Providers should also be aware of the following. The new Florida Statute §627.64194 provides parameters for the type of “covered nonemergency services” to which its coverage and payment requirements apply. As to reimbursement to a “nonparticipating provider,” payment to said provider(s) under Florida Statute §627.64194(3) applies to “covered nonemergency services that are: (a) Provided in a facility that has a contract for the nonemergency services with the insurer which the facility would be otherwise obligated to provide under contract with the insurer; and (b) Provided when the insured does not have the ability and opportunity to choose a participating provider at the facility who is available to treat the insured.”4
Importantly, the provisions found in Florida Statute §627.64194(3) will likely have an effect on patients who are sometimes presented with unexpected bills and are balance billed for certain services provided by “nonparticipating providers.” For example, these new provisions may address instances where a patient has a procedure (such as a colonoscopy) completed at a facility, which is included in the patient’s health plan network, yet the anesthesiology services for the procedure are provided by a “nonparticipating provider.” Under this example, the patient that did not have the ability or opportunity to be treated by a “participating provider” at said facility, may invoke the new prohibition from balance billing under the new statute.

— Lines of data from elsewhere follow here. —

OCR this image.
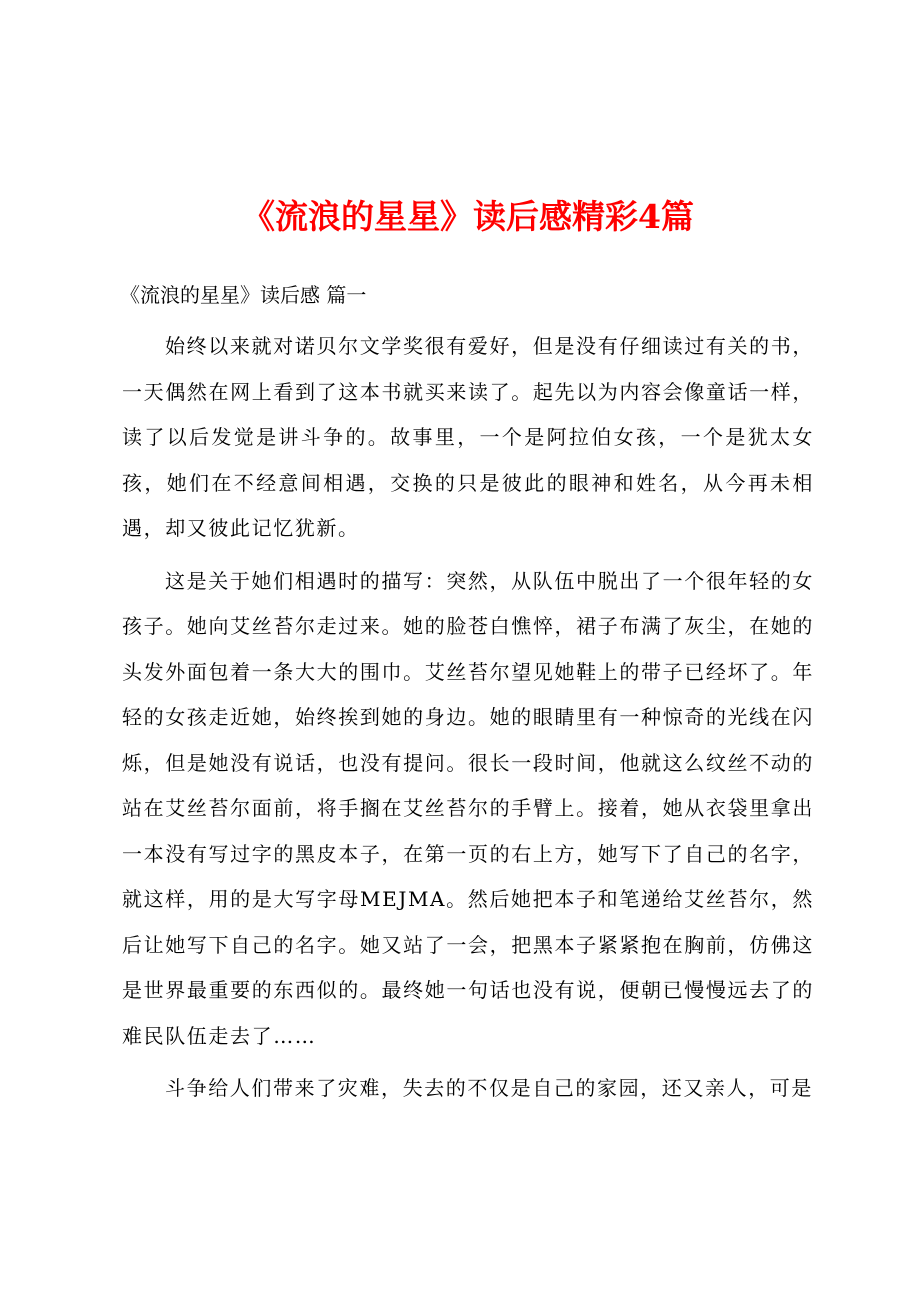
《流浪的星星》读后感精彩4篇
《流浪的星星》读后感 篇一

始终以来就对诺贝尔文学奖很有爱好，但是没有仔细读过有关的书，一天偶然在网上看到了这本书就买来读了。起先以为内容会像童话一样，读了以后发觉是讲斗争的。故事里，一个是阿拉伯女孩，一个是犹太女孩，她们在不经意间相遇，交换的只是彼此的眼神和姓名，从今再未相遇，却又彼此记忆犹新。

这是关于她们相遇时的描写：突然，从队伍中脱出了一个很年轻的女孩子。她向艾丝苔尔走过来。她的脸苍白憔悴，裙子布满了灰尘，在她的头发外面包着一条大大的围巾。艾丝苔尔望见她鞋上的带子已经坏了。年轻的女孩走近她，始终挨到她的身边。她的眼睛里有一种惊奇的光线在闪烁，但是她没有说话，也没有提问。很长一段时间，他就这么纹丝不动的站在艾丝苔尔面前，将手搁在艾丝苔尔的手臂上。接着，她从衣袋里拿出一本没有写过字的黑皮本子，在第一页的右上方，她写下了自己的名字，就这样，用的是大写字母MEJMA。然后她把本子和笔递给艾丝苔尔，然后让她写下自己的名字。她又站了一会，把黑本子紧紧抱在胸前，仿佛这是世界最重要的东西似的。最终她一句话也没有说，便朝已慢慢远去了的难民队伍走去了……

斗争给人们带来了灾难，失去的不仅是自己的家园，还又亲人，可是
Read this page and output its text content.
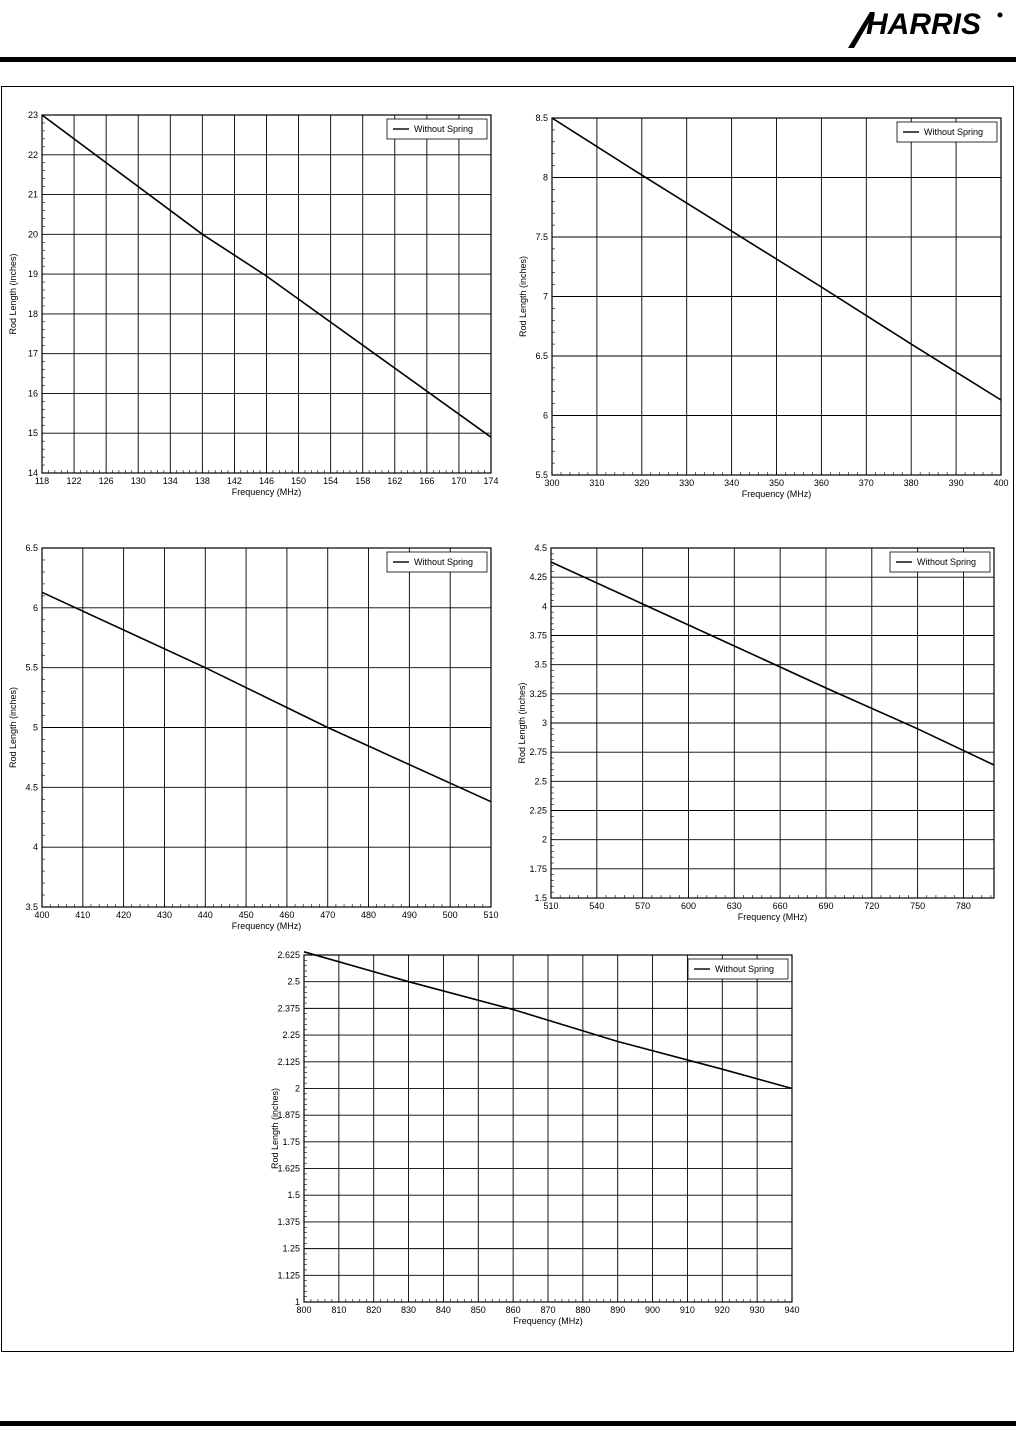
HARRIS
118 122 126 130 134 138 142 146 150 154 158 162 166 170 174
14
15
16
17
18
19
20
21
22
23
Frequency (MHz)
Rod Length (inches)
Without Spring
300	310	320	330	340	350	360	370	380	390	400
5.5
6
6.5
7
7.5
8
8.5
Frequency (MHz)
Rod Length (inches)
Without Spring
400	410	420	430	440	450	460	470	480	490	500	510
3.5
4
4.5
5
5.5
6
6.5
Frequency (MHz)
Rod Length (inches)
Without Spring
510	540	570	600	630	660	690	720	750	780
1.5
1.75
2
2.25
2.5
2.75
3
3.25
3.5
3.75
4
4.25
4.5
Frequency (MHz)
Rod Length (inches)
Without Spring
800 810 820 830 840 850 860 870 880 890 900 910 920 930 940
1
1.125
1.25
1.375
1.5
1.625
1.75
1.875
2
2.125
2.25
2.375
2.5
2.625
Frequency (MHz)
Rod Length (inches)
Without Spring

These new provisions in Florida Statute §627.64194(3) may be timely in an era of narrow network plans. Florida has enacted this statute at least in part as a patient protection measure. One may expect an increase in these types of measures in other areas of the country where narrow network plans have proliferated.
1 See 2016 Fla. HB 221.
2 See Florida Statute §627.64194(2)–(3) (2016), effective July 1, 2016.
4 See Florida Statute §627.64194(3)(a)-(b) (2016), effective July 1, 2016.